Many persons are temporarily unemployed; some have lost their jobs; and a few business places may not reopen. This will surely create some anxiety about your future plans. If one of these was your retirement, how prepared were you? Did you start planning from your first job at age 20 or even age 30 or have you recently started?

Retirement is an age-based planning process, meaning that you set that age you feel you want to retire and enjoy your Golden Years. Setting the perfect age from early is essential, as you will first be establishing your ‘Retirement Timeline’.

Having set this, you need to ask yourself, ‘How do I begin to save? How much money can I comfortably invest now? What is the amount needed at retirement? How does Inflation affect my savings? What if there are unforeseeable events like COVID-19 again?’ Let’s discuss these.

Firstly, you need to decide a realistic retirement age eg: 50, 55, 60, 65 or any age between. Next subtract your current age, this will reveal the time you have remaining, your timeline to retirement.

In the March 1 issue, we spoke about your budget. You need to add the desired retirement investment amount as a fixed expense. So, what is the desired amount? You can start with 10 per cent of your gross income and increase every year by 10 per cent. Point to note, most people want to retire with at least 65 per cent of their last salary. So, what will be your last salary?

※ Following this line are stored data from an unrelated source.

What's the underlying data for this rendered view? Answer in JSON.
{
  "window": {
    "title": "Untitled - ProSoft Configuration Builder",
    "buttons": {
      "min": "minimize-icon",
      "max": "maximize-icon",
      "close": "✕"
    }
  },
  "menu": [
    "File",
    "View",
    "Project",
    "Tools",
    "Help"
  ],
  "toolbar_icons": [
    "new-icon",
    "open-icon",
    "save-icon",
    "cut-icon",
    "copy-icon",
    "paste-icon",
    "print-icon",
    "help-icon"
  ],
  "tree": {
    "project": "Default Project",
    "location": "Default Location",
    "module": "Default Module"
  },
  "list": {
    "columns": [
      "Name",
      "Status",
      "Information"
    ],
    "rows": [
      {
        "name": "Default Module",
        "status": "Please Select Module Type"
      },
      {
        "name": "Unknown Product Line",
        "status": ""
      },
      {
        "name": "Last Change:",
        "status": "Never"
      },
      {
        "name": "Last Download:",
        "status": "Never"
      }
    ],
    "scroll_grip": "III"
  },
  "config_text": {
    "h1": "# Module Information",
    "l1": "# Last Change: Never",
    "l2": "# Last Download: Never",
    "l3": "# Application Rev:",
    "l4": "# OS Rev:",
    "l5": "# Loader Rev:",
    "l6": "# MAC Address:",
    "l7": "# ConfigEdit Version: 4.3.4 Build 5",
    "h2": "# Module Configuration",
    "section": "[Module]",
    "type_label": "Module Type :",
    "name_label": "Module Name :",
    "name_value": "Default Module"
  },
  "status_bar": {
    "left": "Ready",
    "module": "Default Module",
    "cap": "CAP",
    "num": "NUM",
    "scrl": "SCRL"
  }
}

Assuming that you get an increase of three per cent every year and you have 30 years to retire (age 60), that would be 30 salary increases (see Time value for Money).

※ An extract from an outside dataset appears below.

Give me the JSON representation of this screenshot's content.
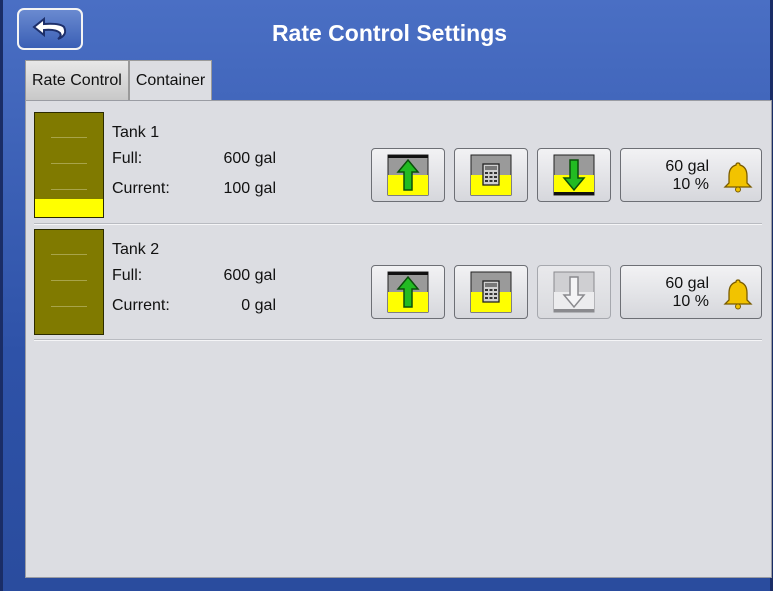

Having established your last salary and using 65 per cent as your desired pension, we now look at all sources of retirement income. Currently NIS is paid at age 60 (may be subject to adjustment in the future) providing that you made your 750 contributions to enjoy a full pension.

Next, does your company offer any pension benefits? What is it and how much would you get? Can you contribute towards it? What happens if you leave that company? Can you transfer it? These are important questions you need to answer.

Most company pension plans, and personal pension plans are based on defined contributions which means the outcome (pension) is based on contributions made and the performance of the pension funds.

It is difficult to know the exact amount you would receive. So, let’s look at some sources of retirement income.

  • Personal pension plan ($**** subject to contributions and fund performance)
  • NIS ($3500)
  • Company pension plan ($**** subject to type of plan, contributions, and fund performance)
  • Approved bank pension funds ($**** subject to the choice of Insurance company at time of pay out)

These are just some of the tax incentive savings plans approved by the Board of Inland Revenue. There are other vehicles for investing towards retirement, like life insurance policies, property rentals, stock markets, Government bonds. These will carry some risk, so we will chat more in detail on these and many others in my next column. So, until next time, let’s look at your projected future income and get started NOW.

“When God blesses you financially,  don’t raise your standard of Living, raise your standard of Giving” Unknown.